Attendance & determining in-class participants

The information below is intended to help faculty manage attendance and participation modes in Fall 2020 classes. 


Best practices for taking attendance


Tracking in-class attendance

In-person attendance will be fluid and difficult to track for classes taught through HyFlex or multimodal instructional delivery. However, for in-class participants, faculty may use any means to track attendance for academic purposes.

If a student in your class tests positive for COVID-19, an awareness of which students are present and in which seat they are sitting will be very important for contact tracing. Therefore, we suggest that instructors use their cell phones to photograph or video record classroom participants at the beginning of each class period. This will provide a record of in-class attendance and student seating positioning for each day.

Instructors choosing this option will be required to inform students during the first day of class and in their syllabus that in-class participants will be photographed or videoed each period only for use for contact tracing purposes in the case one of their classmates test positive for COVID-19.

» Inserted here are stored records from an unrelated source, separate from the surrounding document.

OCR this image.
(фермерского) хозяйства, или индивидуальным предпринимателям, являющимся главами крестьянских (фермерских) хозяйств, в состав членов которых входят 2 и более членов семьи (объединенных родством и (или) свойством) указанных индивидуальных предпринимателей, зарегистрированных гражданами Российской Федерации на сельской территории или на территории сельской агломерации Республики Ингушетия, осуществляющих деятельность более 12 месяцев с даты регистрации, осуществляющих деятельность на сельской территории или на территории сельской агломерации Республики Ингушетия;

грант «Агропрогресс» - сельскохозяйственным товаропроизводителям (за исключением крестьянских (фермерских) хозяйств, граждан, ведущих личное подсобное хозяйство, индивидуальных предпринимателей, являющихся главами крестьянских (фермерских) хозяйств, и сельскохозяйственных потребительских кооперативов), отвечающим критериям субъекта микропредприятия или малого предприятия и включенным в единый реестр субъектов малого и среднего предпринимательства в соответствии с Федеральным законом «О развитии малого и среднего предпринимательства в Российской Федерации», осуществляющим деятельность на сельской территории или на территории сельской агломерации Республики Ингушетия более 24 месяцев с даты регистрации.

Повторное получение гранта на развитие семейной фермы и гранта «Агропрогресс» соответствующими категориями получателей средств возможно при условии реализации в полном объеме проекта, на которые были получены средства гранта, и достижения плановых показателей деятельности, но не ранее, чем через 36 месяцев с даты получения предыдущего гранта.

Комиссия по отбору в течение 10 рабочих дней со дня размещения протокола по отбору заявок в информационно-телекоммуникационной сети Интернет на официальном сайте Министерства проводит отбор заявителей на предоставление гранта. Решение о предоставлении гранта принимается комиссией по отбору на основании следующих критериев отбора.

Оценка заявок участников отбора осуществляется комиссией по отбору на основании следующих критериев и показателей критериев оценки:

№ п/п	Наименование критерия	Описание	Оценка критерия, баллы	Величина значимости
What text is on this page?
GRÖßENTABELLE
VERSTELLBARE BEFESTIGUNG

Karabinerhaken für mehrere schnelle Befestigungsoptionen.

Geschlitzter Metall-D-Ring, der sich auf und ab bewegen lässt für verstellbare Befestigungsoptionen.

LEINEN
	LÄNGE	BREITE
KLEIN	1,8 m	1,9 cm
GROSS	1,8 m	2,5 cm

Tracking online attendance

Zoom keeps an attendance record for meetings. To access the record of who attended a Zoom session, please make sure the meeting has ended and follow the instructions below:

  1. Sign into the University's Zoom portal 
  2. On the left side of the screen, under ‘Personal’, click on Reports.
  3. Click on Usage.
  4. Find the meeting that you wish to take attendance for and click on the number that is listed in the ‘Participants’ column.
  5. You may view the attendance information online, or export the data to an Excel spreadsheet.

Assigning remote versus in-person participants

The primary goal of AH (Alternative HyFlex) and AP (Alternative In-Person) courses are to assist in reducing the number of students on campus at any one time and reduce occupancy in a single classroom, while still providing in-person educational experiences for students. We understand that there are numerous variables to consider, but offer faculty the following requirements and models for deciding who is or is not in class on any given day.

Overarching requirements

In implementing your plan for dividing the class into remote versus in-person students for any one day the following requirements must prevail:

  • For AH and AP in-person classes, capacity should not exceed that necessary to ensure six-foot social distancing.
  • At this time, in-person AH and AP class attendance, including the instructor(s), cannot exceed 25 persons (per Washoe County restrictions), even if social distancing would allow for it.
  • Students with approved all-remote or all in-person participation must be considered before dividing students. These approvals may come from the DRC or the student's academic advisor.
  • Students that indicate they are experiencing COVID-like symptoms; have been in close contact with someone that has tested positive for COVID; have a positive COVID test or are awaiting a COVID test result; have been advised by a healthcare provider to quarantine; or are subject to any local, state, or federal quarantine order cannot come to class and must be allowed to participate remotely in AH or AP classes. A close contact is any individual that has been within six feet of an infected person for at least 15 minutes.

After meeting the above guidelines, the following conditions may be considered by you.

  • Accommodating a student that requests a certain remote or in-person schedule for your class to assist them in managing their own schedule
  • Allowing a student to participate fully remote
  • Allowing a student to participate fully in-person, but this cannot bump a student from access to their agreed upon in-person days

Models for assigning participants

Two possible models for assigning students between remote and in-person participation are presented below for your consideration.

Alphabetical model

This is likely the simplest way to assign your students to remote or in-person participation and is our preferred method. If the majority of faculty follow this model, we can maximize our reduction of students on campus.

Divide students down the middle based upon last name. Group A includes the first half of the alphabet and Group B includes the last half of the alphabet.

  • MWF classes
    • Group A attends class on Monday and Friday in odd weeks (1, 3, 5, etc.) and Wednesday in even weeks (2, 4, 6, etc.)
    • Group B attends class on Wednesday in odd weeks (1, 3, 5, etc.) and Monday and Friday in even weeks (2, 4, 6, etc.) 
  • M/W or T/R or
    • Group A attends class on M or T, respectively
    • Group B attends class on W or R, respectively
  • Single Day a Week Class
    • Group A attends class in odd weeks
    • Group B attends class in even weeks

Pedagogical model

Not as simple as alphabetically dividing students, but this model may better align with your course pedagogical needs. The number of options under this model are infinite but may be based upon class assignments, presentations, participation models, etc.

In implementating such a schedule, the primary question you must ask yourself is: "Am I achieving the intent of maximizing in-person participation to the extent possible while still adhering to occupancy and social distancing guidelines for Alternative HyFlex and Alternative In-Person modalities?"